What credit score would they refuse a car loan?

When a borrower applies for a car loan with a bank or a financial institution, a credit check would be done to find out the credit score and the credit history of the applicant.

Although you may not be aware, the credit score of the applicant is a very important factor when it comes to getting an approval for any type of loan since it would sum up the financial history of the applicant.

A lot of applicants who are currently struggling with credit scores and have had a few problems with payments in the past may often be wondering what type of credit scores they would need in order to get an approval.

How much credit score would you need to get a car loan?

In order to quality for a car loan, there are several factors that are taken into consideration by the loan company or the bank. There is no fixed criteria that declares the required credit score for any applicant profile.

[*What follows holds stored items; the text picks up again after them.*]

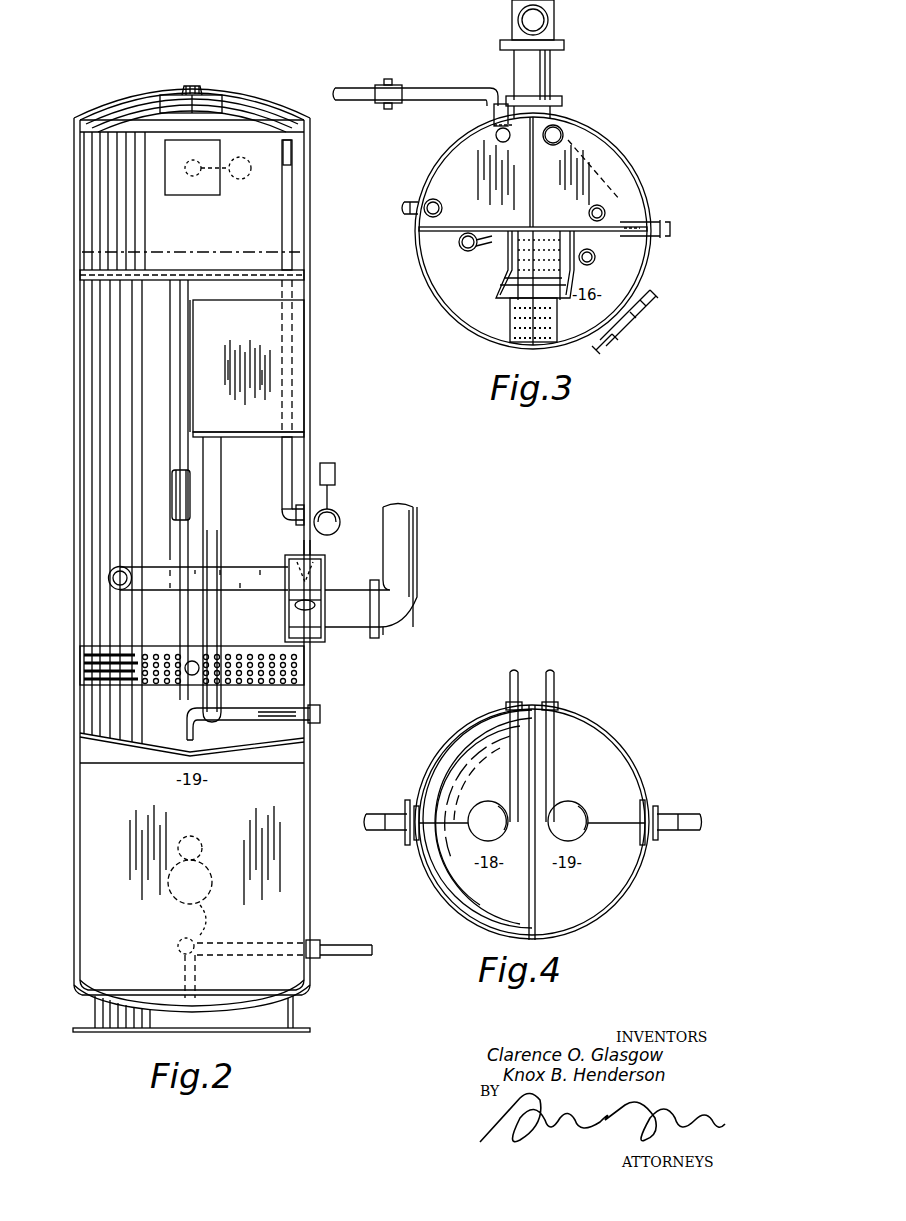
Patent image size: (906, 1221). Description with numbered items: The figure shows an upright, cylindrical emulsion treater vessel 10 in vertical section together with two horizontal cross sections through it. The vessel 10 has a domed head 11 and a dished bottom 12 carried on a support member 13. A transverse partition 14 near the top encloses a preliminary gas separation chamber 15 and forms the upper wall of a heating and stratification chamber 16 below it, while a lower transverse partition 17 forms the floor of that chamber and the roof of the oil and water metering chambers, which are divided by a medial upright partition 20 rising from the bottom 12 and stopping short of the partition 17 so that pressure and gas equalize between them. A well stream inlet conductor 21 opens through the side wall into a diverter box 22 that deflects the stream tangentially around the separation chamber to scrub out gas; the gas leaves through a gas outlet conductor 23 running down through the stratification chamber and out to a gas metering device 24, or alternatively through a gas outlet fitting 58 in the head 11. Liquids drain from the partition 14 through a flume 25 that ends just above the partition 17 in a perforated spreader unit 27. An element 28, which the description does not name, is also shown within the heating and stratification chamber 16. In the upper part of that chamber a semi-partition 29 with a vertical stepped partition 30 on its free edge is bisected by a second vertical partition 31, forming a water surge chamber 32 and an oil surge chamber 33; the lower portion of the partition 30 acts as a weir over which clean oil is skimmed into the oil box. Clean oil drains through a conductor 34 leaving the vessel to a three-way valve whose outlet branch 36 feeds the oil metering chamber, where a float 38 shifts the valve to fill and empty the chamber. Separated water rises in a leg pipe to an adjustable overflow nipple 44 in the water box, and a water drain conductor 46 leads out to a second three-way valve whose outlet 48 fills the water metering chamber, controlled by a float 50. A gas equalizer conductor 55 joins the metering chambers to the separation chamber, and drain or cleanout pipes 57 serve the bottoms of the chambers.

In FIG. 2, the emulsion treater vessel 10 is at (80, 431).
In FIG. 3, the emulsion treater vessel 10 is at (460, 322).
In FIG. 4, the emulsion treater vessel 10 is at (448, 752).
In FIG. 2, the domed head 11 is at (258, 92).
In FIG. 2, the dished bottom 12 is at (94, 990).
In FIG. 4, the dished bottom 12 is at (472, 904).
In FIG. 2, the support member 13 is at (128, 1030).
In FIG. 2, the transverse partition 14 is at (166, 280).
In FIG. 2, the preliminary gas separation chamber 15 is at (88, 233).
In FIG. 2, the heating and stratification chamber 16 is at (88, 381).
In FIG. 2, the transverse partition 17 is at (228, 752).
In FIG. 3, the transverse partition 17 is at (440, 284).
In FIG. 2, the medial upright partition 20 is at (88, 816).
In FIG. 2, the well stream inlet conductor 21 is at (219, 168).
In FIG. 2, the diverter box 22 is at (205, 196).
In FIG. 2, the gas outlet conductor 23 is at (282, 212).
In FIG. 3, the gas outlet conductor 23 is at (466, 92).
In FIG. 2, the gas metering device 24 is at (332, 512).
In FIG. 3, the gas metering device 24 is at (396, 80).
In FIG. 2, the flume 25 is at (188, 470).
In FIG. 3, the flume 25 is at (476, 252).
In FIG. 2, the perforated spreader unit 27 is at (252, 652).
In FIG. 3, the perforated spreader unit 27 is at (510, 316).
In FIG. 2, the burner assembly 28 is at (405, 614).
In FIG. 2, the semi-partition 29 is at (280, 428).
In FIG. 3, the semi-partition 29 is at (612, 164).
In FIG. 2, the stepped partition 30 is at (280, 440).
In FIG. 2, the second vertical partition 31 is at (280, 322).
In FIG. 3, the second vertical partition 31 is at (528, 195).
In FIG. 2, the water surge chamber 32 is at (270, 426).
In FIG. 3, the water surge chamber 32 is at (630, 186).
In FIG. 3, the oil surge chamber 33 is at (458, 148).
In FIG. 2, the oil conductor 34 is at (226, 540).
In FIG. 3, the oil conductor 34 is at (414, 198).
In FIG. 2, the outlet branch 36 is at (241, 951).
In FIG. 4, the outlet branch 36 is at (380, 838).
In FIG. 2, the float 38 is at (212, 860).
In FIG. 4, the float 38 is at (496, 806).
In FIG. 3, the adjustable overflow nipple 44 is at (588, 213).
In FIG. 3, the water drain conductor 46 is at (563, 135).
In FIG. 4, the valve outlet 48 is at (690, 830).
In FIG. 4, the float 50 is at (584, 806).
In FIG. 3, the gas equalizer conductor 55 is at (587, 265).
In FIG. 4, the drain or cleanout pipes 57 is at (508, 684).
In FIG. 2, the alternate gas outlet fitting 58 is at (190, 86).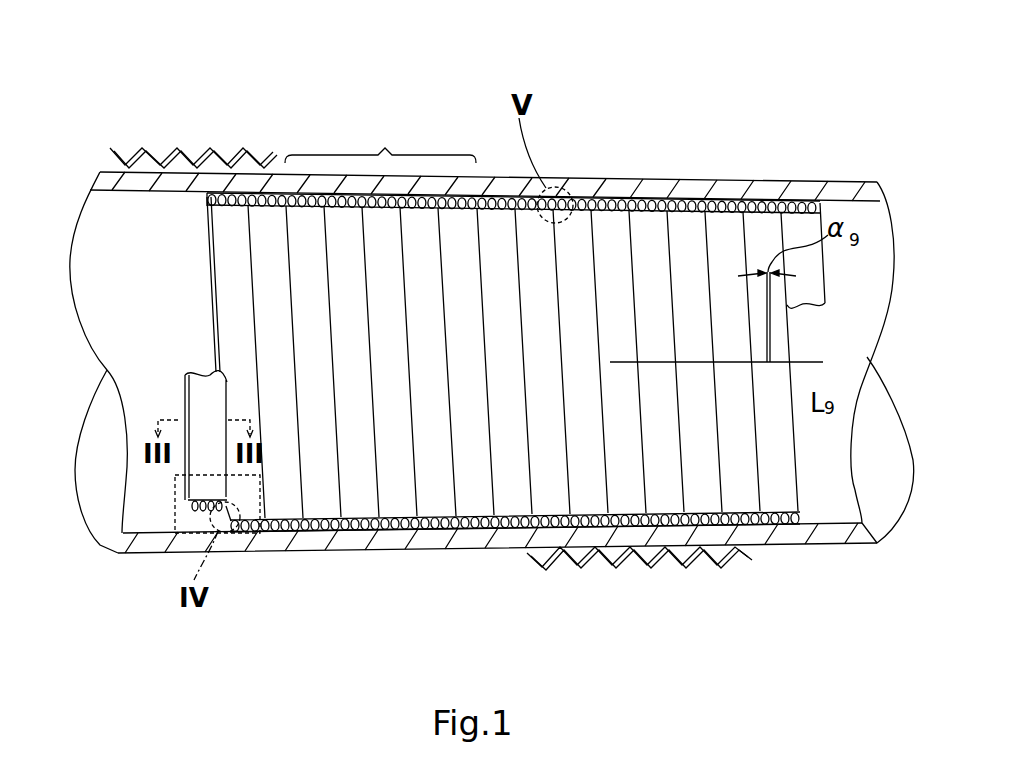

In fact, car loans would be approved based on a combination of factors that include the down payment, loan to value, loan term, vehicle age, miles, time spent on the job, time spent at the residents, credit profile, debt to income ratio including the new payment and the monthly income.

What this means is that there will be a lot of other factors too which would be taken into consideration before a bank would decide to provide you an auto loan.

Is it possible to get a car loan with low credit scores?

Banks would normally base their decision on all of the factors listed above. Your car loan application would not be rejected solely based on low credit scores. In fact, even applicants with low scores manage to get car loans easily if their debt to income ratio makes up for it or if they have good stability history at their job or their residence. The debt to income ratio is one of the most important factors that is considered by financial companies.

The interest rate for the loan is generally decided based on this factor. In most cases, lenders would not want a ratio of more than 16%.